Established September, 1992
Recognizing and Measuring Software Security Dangers and Risk
Until recently, the absence of a common measure for software weaknesses has limited the software industry's ability to consistently assess and remediate exploitable software flaws. The Common Weakness Enumeration (CWE) offers all aspects of the software and security industry a list of potentially dangerous contaminants to software. Providing a standard method for identifying which of these items are most harmful given the intended use of a specific piece of software is the focus of the risk assessment approach underlying the Common Weakness Scoring System (CWSS) and Common Weakness Risk Analysis Framework (CWRAF).

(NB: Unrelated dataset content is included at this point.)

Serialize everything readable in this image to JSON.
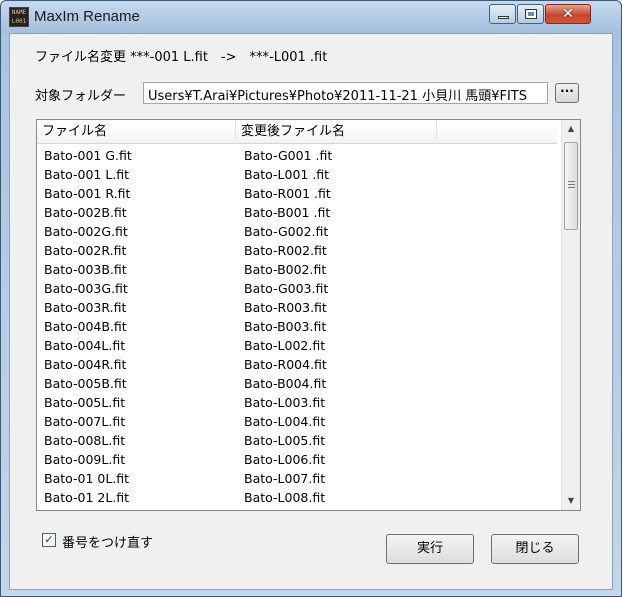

The development of CWSS and CWRAF is the result of 3 years of collaborative work with a broad group of individuals and organizations on the CWE/SANS Top 25 Most Dangerous Software Errors. That list, like the OWASP Top 10 are useful tools for gaining focus and attention on the perils of software mistakes but they quickly lead to the need for more pointed guidance on specific projects.
This talk will discuss how all of these efforts come together to allow for systematic and verifiable ways of identifying, removing, and gaining assurance that contaminated software has been addressed and you can have confidence in your software-based systems. The Common Weakness Enumeration effort, led by MITRE, is a joint effort of the US Federal Government, industry groups like OWASP, WASQ, and commercial software and security vendors, and academia.

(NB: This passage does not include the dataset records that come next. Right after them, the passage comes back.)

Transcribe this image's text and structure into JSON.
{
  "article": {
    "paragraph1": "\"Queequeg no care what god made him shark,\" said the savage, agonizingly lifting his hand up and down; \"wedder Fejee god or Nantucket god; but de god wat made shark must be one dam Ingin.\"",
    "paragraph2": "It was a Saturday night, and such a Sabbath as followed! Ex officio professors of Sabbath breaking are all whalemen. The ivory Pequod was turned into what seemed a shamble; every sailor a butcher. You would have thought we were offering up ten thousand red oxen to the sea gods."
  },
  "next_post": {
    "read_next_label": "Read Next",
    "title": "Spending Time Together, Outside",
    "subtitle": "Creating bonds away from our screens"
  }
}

CWE itself is a standardized dictionary used in diagnosing exploitable software faults and reporting findings; enabling interoperability among tools and automation of risk mitigation measures. Currently there are over 880 software weaknesses identified and cataloged in CWE and 49 software diagnostic tools and services offer CWE-compatible capabilities.

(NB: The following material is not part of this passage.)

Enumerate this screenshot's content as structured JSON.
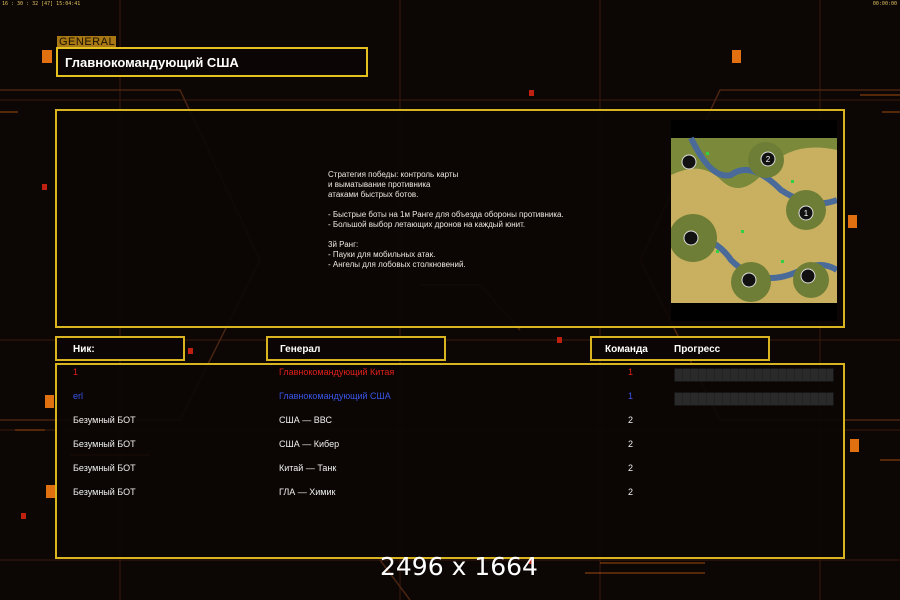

Whether you manage or are engaged in software security for internal development activities, third party development or have to work with a commercial application for external use, your mandate is clear - safeguard your applications and make sure your team has identified and mitigated those software weaknesses most dangerous to your business.
About the Speaker
Robert A. Martin is a Principal Engineer at MITRE, a company that works in partnership with the government to address issues of critical national importance. For the past 20 years, Robert's efforts focused on the interplay of risk management, cyber security, and quality assessment. The majority of this time has been spent working on cyber security standards initiatives in addition to working to make software security a key component of basic software quality measurement and management. Robert is a frequent speaker on the various security and quality issues surrounding information technology systems and has published numerous papers on these topics as well as being active participant within the national and international standards communities working to create effective and usable security standards.